Medical research funded by Avert included the first ever study of the effect of pregnancy on the progression of HIV disease, and social research included studies of HIV and drug use in UK prisons.

The Avert.org website was launched in 1995 in order to provide education about prevention of HIV and support for individuals living with HIV and AIDS. In 2022 the website was replaced by Beintheknow.org offering a more tailored resource, primarily for individuals in East and Southern Africa, and for the community health workers and primary practitioners that support them.

In 2001 the charity decided to concentrate on two key areas of work: its information and education website Avert.org website, and its programme work outside of the UK in countries with a particularly high or rapidly increasing rate of HIV infection.

The charity's work made headlines in 2008 when South African doctor Colin Pfaff was suspended from his post for supplying HIV positive, pregnant women with the antiretroviral drug AZT, which had been paid for by Avert. At the time the South African government had not approved the use of AZT to prevent mother-to-child transmission of HIV, even though it was recommended by the World Health Organization and was widely used in other developing countries. Rural doctors, scientists, AIDS activists and organisations rallied in support of Pfaff, and the charges were subsequently dropped.

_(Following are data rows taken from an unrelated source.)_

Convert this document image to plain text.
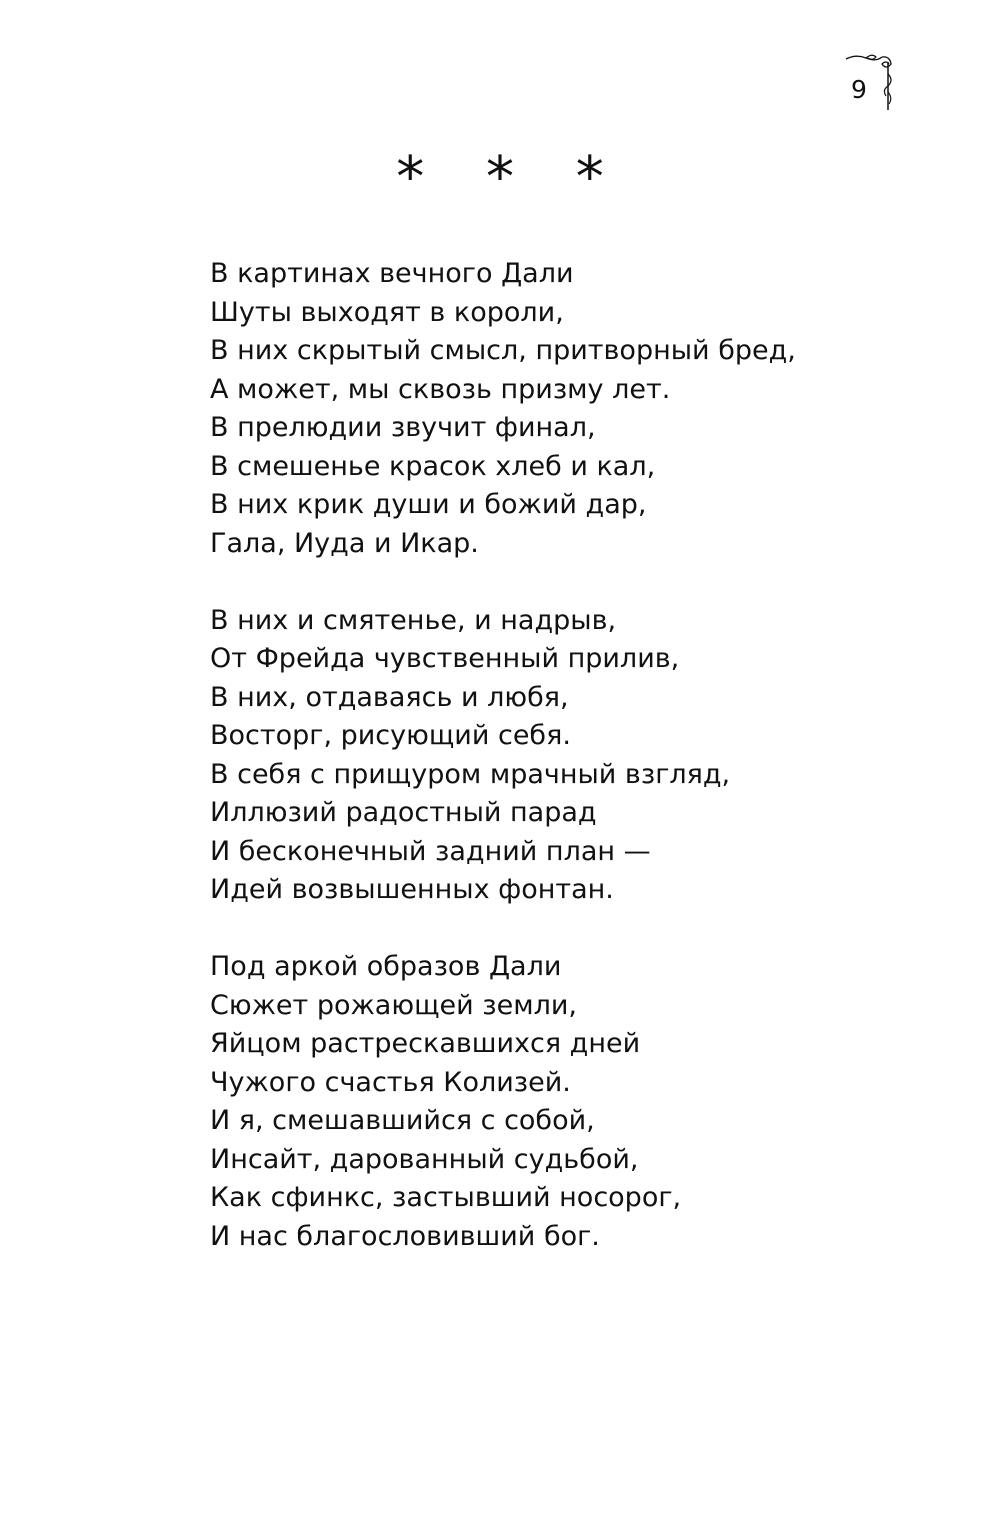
9
* * *
В картинах вечного Дали
Шуты выходят в короли,
В них скрытый смысл, притворный бред,
А может, мы сквозь призму лет.
В прелюдии звучит финал,
В смешенье красок хлеб и кал,
В них крик души и божий дар,
Гала, Иуда и Икар.
В них и смятенье, и надрыв,
От Фрейда чувственный прилив,
В них, отдаваясь и любя,
Восторг, рисующий себя.
В себя с прищуром мрачный взгляд,
Иллюзий радостный парад
И бесконечный задний план —
Идей возвышенных фонтан.
Под аркой образов Дали
Сюжет рожающей земли,
Яйцом растрескавшихся дней
Чужого счастья Колизей.
И я, смешавшийся с собой,
Инсайт, дарованный судьбой,
Как сфинкс, застывший носорог,
И нас благословивший бог.
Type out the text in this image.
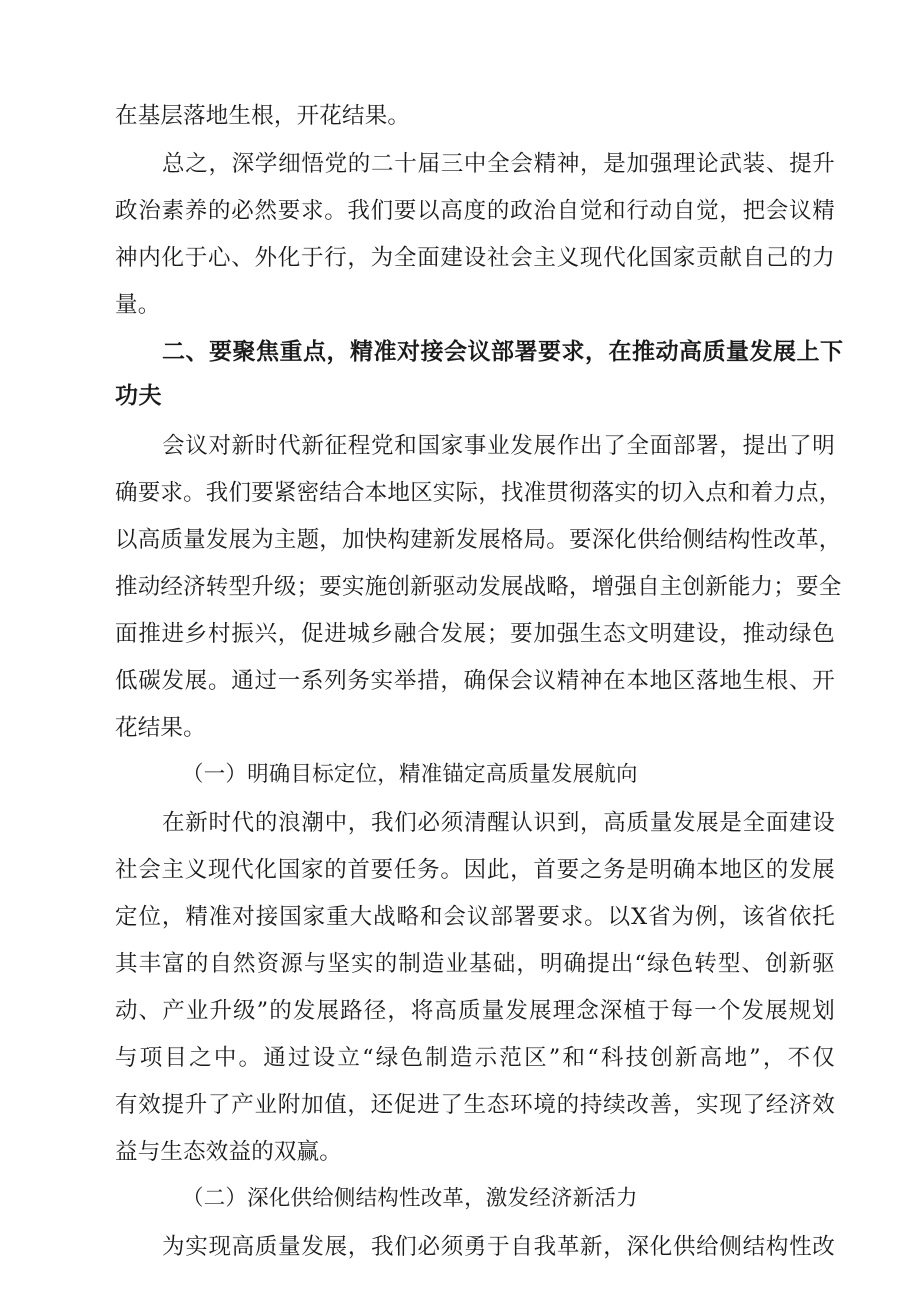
在基层落地生根，开花结果。
总之，深学细悟党的二十届三中全会精神，是加强理论武装、提升
政治素养的必然要求。我们要以高度的政治自觉和行动自觉，把会议精
神内化于心、外化于行，为全面建设社会主义现代化国家贡献自己的力
量。
二、要聚焦重点，精准对接会议部署要求，在推动高质量发展上下
功夫
会议对新时代新征程党和国家事业发展作出了全面部署，提出了明
确要求。我们要紧密结合本地区实际，找准贯彻落实的切入点和着力点，
以高质量发展为主题，加快构建新发展格局。要深化供给侧结构性改革，
推动经济转型升级；要实施创新驱动发展战略，增强自主创新能力；要全
面推进乡村振兴，促进城乡融合发展；要加强生态文明建设，推动绿色
低碳发展。通过一系列务实举措，确保会议精神在本地区落地生根、开
花结果。
（一）明确目标定位，精准锚定高质量发展航向
在新时代的浪潮中，我们必须清醒认识到，高质量发展是全面建设
社会主义现代化国家的首要任务。因此，首要之务是明确本地区的发展
定位，精准对接国家重大战略和会议部署要求。以X省为例，该省依托
其丰富的自然资源与坚实的制造业基础，明确提出“绿色转型、创新驱
动、产业升级”的发展路径，将高质量发展理念深植于每一个发展规划
与项目之中。通过设立“绿色制造示范区”和“科技创新高地”，不仅
有效提升了产业附加值，还促进了生态环境的持续改善，实现了经济效
益与生态效益的双赢。
（二）深化供给侧结构性改革，激发经济新活力
为实现高质量发展，我们必须勇于自我革新，深化供给侧结构性改
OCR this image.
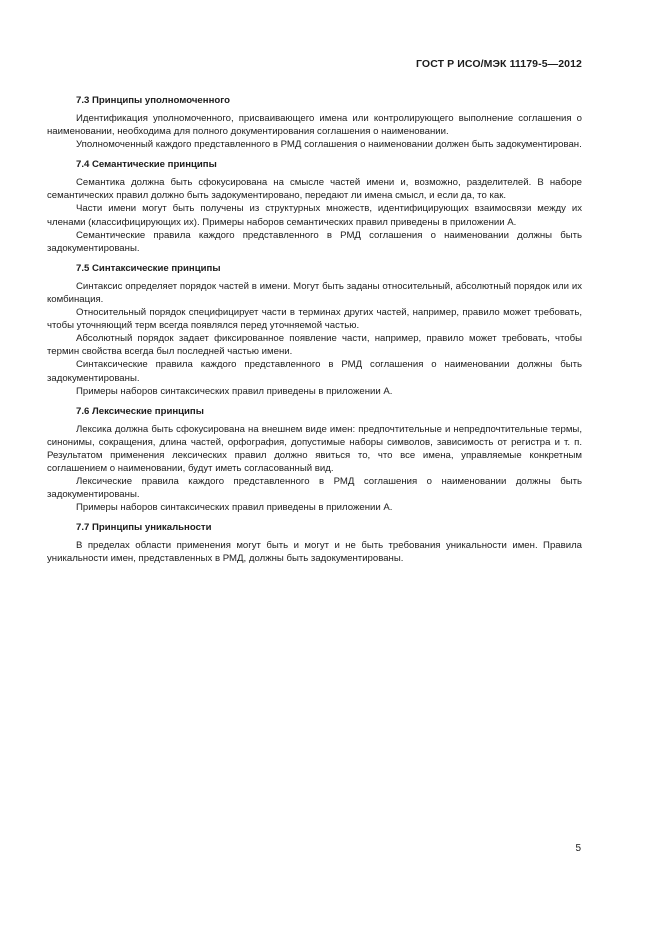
ГОСТ Р ИСО/МЭК 11179-5—2012
7.3 Принципы уполномоченного

Идентификация уполномоченного, присваивающего имена или контролирующего выполнение соглашения о наименовании, необходима для полного документирования соглашения о наименовании.

Уполномоченный каждого представленного в РМД соглашения о наименовании должен быть задокументирован.

7.4 Семантические принципы

Семантика должна быть сфокусирована на смысле частей имени и, возможно, разделителей. В наборе семантических правил должно быть задокументировано, передают ли имена смысл, и если да, то как.

Части имени могут быть получены из структурных множеств, идентифицирующих взаимосвязи между их членами (классифицирующих их). Примеры наборов семантических правил приведены в приложении А.

Семантические правила каждого представленного в РМД соглашения о наименовании должны быть задокументированы.

7.5 Синтаксические принципы

Синтаксис определяет порядок частей в имени. Могут быть заданы относительный, абсолютный порядок или их комбинация.

Относительный порядок специфицирует части в терминах других частей, например, правило может требовать, чтобы уточняющий терм всегда появлялся перед уточняемой частью.

Абсолютный порядок задает фиксированное появление части, например, правило может требовать, чтобы термин свойства всегда был последней частью имени.

Синтаксические правила каждого представленного в РМД соглашения о наименовании должны быть задокументированы.

Примеры наборов синтаксических правил приведены в приложении А.

7.6 Лексические принципы

Лексика должна быть сфокусирована на внешнем виде имен: предпочтительные и непредпочтительные термы, синонимы, сокращения, длина частей, орфография, допустимые наборы символов, зависимость от регистра и т. п. Результатом применения лексических правил должно явиться то, что все имена, управляемые конкретным соглашением о наименовании, будут иметь согласованный вид.

Лексические правила каждого представленного в РМД соглашения о наименовании должны быть задокументированы.

Примеры наборов синтаксических правил приведены в приложении А.

7.7 Принципы уникальности

В пределах области применения могут быть и могут и не быть требования уникальности имен. Правила уникальности имен, представленных в РМД, должны быть задокументированы.

5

In 2014, outputs of research funded by Avert (the Care in the Home Study) exploring challenges facing caregivers in rural South Africa was published in the PLOS ONE journal.

Until 2020, Avert funded a range of projects in developing countries. Avert worked with a variety of organisations, including Sangram in southwest India, Tholulwazi Uzivikele in KwaZulu Natal. The Umunthu Foundation in Malawi, Sisonke in South Africa, Phelisanang Bophelong in Lesotho, and Bwafwano Integrated Services Organisation (BISO) in Zambia.